Schwerer Bühnenunfall am Schauspiel!

Drei Elemente dieser Bilderwände stürzten beim Abbau auf die Bühnenarbeiter.
Drei Elemente dieser Bilderwände stürzten beim Abbau auf die Bühnenarbeiter.

Von Alexander Bischoff

Leipzig - Schwerer Bühnenunfall am Schauspiel Leipzig: Nach der „Splendid‘s“-Vorstellung am Sonntagabend stürzten Teile des Bühnenbildes von einem Wagen und begruben drei Techniker unter sich.
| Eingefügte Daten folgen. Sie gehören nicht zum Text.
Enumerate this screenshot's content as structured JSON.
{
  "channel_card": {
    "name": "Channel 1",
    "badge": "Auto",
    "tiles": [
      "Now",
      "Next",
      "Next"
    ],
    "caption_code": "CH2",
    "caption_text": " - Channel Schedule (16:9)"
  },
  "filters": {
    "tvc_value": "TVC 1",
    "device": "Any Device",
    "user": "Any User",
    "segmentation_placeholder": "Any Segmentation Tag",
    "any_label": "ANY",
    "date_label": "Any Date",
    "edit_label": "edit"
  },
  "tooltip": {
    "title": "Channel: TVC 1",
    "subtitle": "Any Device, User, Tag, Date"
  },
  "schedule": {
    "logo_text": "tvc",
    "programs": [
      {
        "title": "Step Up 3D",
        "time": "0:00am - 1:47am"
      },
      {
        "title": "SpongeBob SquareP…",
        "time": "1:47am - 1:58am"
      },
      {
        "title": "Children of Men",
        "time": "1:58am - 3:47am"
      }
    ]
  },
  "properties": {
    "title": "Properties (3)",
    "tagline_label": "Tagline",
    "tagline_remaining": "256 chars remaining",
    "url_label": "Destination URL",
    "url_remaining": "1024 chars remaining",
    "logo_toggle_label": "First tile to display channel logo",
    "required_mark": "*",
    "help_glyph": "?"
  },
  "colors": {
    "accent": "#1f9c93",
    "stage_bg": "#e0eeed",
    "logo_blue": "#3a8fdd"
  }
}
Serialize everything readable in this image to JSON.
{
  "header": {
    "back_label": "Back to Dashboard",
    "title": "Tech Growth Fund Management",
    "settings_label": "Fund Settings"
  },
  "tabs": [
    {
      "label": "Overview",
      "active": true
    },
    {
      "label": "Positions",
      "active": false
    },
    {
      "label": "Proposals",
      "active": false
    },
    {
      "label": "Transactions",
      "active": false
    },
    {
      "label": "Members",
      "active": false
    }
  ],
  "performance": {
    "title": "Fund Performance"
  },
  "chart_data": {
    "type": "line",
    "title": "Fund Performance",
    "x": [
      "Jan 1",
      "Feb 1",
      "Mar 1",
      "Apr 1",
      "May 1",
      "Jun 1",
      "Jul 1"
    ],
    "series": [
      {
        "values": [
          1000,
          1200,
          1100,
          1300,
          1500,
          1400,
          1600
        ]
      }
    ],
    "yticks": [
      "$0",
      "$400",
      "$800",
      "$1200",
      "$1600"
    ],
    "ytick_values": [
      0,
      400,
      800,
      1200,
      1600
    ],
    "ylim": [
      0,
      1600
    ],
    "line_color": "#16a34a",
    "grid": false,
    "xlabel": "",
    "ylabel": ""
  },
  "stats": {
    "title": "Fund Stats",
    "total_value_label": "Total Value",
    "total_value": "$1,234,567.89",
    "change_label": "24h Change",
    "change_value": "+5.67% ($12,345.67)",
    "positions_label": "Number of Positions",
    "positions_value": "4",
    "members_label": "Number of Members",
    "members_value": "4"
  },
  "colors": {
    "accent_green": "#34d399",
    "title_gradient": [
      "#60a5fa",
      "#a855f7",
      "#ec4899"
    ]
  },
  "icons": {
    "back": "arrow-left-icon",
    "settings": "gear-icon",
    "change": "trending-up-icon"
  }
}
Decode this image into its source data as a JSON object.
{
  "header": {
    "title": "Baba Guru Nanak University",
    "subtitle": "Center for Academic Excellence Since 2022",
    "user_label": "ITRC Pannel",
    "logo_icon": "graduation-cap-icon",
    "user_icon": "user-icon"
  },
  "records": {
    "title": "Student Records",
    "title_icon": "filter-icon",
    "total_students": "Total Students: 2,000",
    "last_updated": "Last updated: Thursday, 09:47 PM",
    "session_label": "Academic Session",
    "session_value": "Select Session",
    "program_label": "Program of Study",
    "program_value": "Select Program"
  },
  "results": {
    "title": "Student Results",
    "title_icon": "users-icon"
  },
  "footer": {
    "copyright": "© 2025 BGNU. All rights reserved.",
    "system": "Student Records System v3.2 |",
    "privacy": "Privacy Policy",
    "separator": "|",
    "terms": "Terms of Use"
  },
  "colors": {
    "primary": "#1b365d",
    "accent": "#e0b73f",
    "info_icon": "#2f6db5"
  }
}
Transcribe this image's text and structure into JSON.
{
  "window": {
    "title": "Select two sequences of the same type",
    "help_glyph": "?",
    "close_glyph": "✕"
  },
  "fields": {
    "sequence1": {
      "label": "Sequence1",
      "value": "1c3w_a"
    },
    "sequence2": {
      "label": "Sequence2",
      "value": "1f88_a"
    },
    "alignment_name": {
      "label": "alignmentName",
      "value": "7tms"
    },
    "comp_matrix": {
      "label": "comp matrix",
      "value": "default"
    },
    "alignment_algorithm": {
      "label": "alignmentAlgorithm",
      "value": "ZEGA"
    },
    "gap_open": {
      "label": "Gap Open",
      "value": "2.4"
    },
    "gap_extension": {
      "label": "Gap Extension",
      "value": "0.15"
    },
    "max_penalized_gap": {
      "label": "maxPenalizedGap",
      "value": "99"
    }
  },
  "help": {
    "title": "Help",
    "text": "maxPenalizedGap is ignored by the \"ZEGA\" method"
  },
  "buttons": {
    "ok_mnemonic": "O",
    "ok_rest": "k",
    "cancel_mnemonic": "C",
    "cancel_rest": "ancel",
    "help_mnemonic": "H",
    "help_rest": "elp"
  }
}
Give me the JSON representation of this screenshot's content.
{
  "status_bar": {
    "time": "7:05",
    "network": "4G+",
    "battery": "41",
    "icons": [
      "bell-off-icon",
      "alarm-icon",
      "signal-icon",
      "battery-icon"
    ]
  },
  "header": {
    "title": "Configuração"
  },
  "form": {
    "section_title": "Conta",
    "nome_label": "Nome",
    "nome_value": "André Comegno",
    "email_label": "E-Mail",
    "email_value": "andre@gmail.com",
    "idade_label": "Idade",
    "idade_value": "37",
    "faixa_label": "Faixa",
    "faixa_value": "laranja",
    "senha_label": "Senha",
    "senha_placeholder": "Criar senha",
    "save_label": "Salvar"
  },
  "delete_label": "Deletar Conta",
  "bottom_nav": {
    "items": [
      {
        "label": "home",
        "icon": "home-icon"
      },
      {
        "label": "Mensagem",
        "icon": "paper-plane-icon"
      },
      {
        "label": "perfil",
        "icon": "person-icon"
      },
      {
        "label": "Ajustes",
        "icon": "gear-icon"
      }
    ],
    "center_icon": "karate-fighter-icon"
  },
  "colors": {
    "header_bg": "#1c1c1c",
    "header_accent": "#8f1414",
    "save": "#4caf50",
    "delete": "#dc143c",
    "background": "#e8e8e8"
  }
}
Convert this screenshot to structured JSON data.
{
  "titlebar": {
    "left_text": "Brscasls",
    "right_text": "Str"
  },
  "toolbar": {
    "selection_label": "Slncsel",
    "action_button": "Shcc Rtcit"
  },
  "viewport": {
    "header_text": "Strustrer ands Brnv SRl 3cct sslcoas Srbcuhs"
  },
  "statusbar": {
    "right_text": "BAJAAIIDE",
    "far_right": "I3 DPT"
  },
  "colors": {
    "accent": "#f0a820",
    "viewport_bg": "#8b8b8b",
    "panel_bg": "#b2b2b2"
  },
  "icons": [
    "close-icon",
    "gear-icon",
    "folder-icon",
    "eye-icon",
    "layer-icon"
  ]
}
Einer wurde schwer, zwei leicht verletzt.

Die Zuschauer waren gerade gegangen, als sich die Techniker im Schauspielhaus an der Bosestraße über das aus großen Bildtafeln bestehende Bühnenbild her machten.

Nach Polizeiangaben bauten sie die jeweils zwei mal fünf Meter großen Elemente ab, die in „Splendid‘s“ Wände eines Hotelzimmers symbolisieren, und stellten sie zum Abtransport auf einen Bühnenwagen.

Ein Arbeiter wurde von den Bildern eingequetscht und erlitt Knochenbrüche.
Ein Arbeiter wurde von den Bildern eingequetscht und erlitt Knochenbrüche.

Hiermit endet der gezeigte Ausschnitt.